Trwa ładowanie...

+1°P za każde 2 zł
Za każde 2 zł wydane na rezerwację
otrzymasz 1 punkt PAYBACK
"Zalety: Bliskość centrum i widok na port. Architektura obiektu. Bardzo miła i pomocna obsługa tj. pani sprzątająca i kelnerzy w barze/restauracji Luciano, którzy usilnie próbowali urozmaicać śniadanie, które niestety jest codziennie takie samo. Poza tym obsługi... barak. Zakolegowana p. kelnerka podrzucała nam po jabłku, proponowała zmiana rodzaju sera. Bardzo mili i uczynni ludzie i to chyba największy plus.

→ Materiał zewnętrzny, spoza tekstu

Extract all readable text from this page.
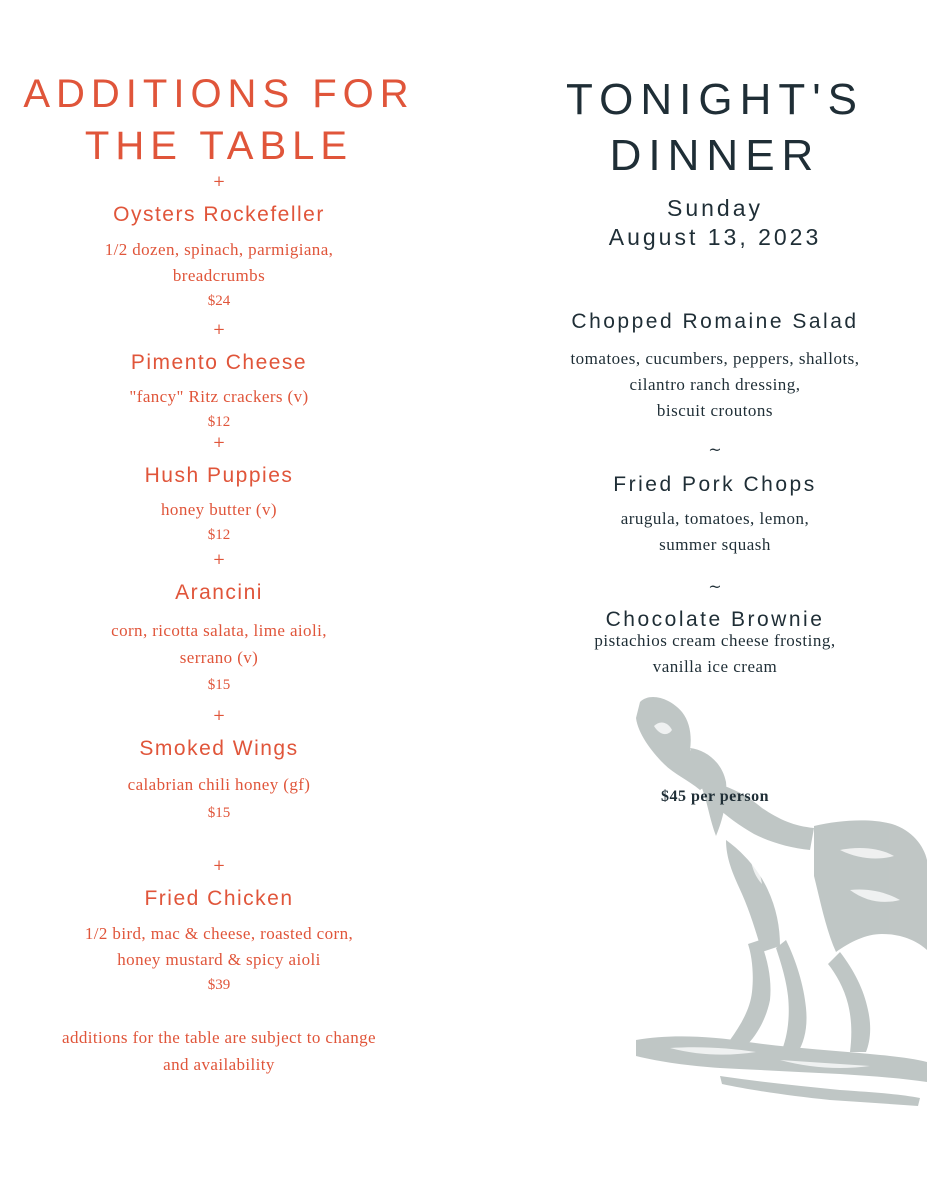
ADDITIONS FOR
THE TABLE
+
Oysters Rockefeller
1/2 dozen, spinach, parmigiana,
breadcrumbs
$24
+
Pimento Cheese
"fancy" Ritz crackers (v)
$12
+
Hush Puppies
honey butter (v)
$12
+
Arancini
corn, ricotta salata, lime aioli,
serrano (v)
$15
+
Smoked Wings
calabrian chili honey (gf)
$15
+
Fried Chicken
1/2 bird, mac & cheese, roasted corn,
honey mustard & spicy aioli
$39
additions for the table are subject to change
and availability
TONIGHT'S
DINNER
Sunday
August 13, 2023
Chopped Romaine Salad
tomatoes, cucumbers, peppers, shallots,
cilantro ranch dressing,
biscuit croutons
~
Fried Pork Chops
arugula, tomatoes, lemon,
summer squash
~
Chocolate Brownie
pistachios cream cheese frosting,
vanilla ice cream
$45 per person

Z rad praktycznych: świetna komunikacja autobusowa, taxi zamówione przez to B&B droższe niż zwykłe. Nie polecam brania taksówki. Autobusy tanie, jeżdżą praktycznie non stop i wszędzie. Warto googlać połączenia.
Wady: To nie jest hotel! To zwykłe B&B! I to ze śniadaniem poza obiektem.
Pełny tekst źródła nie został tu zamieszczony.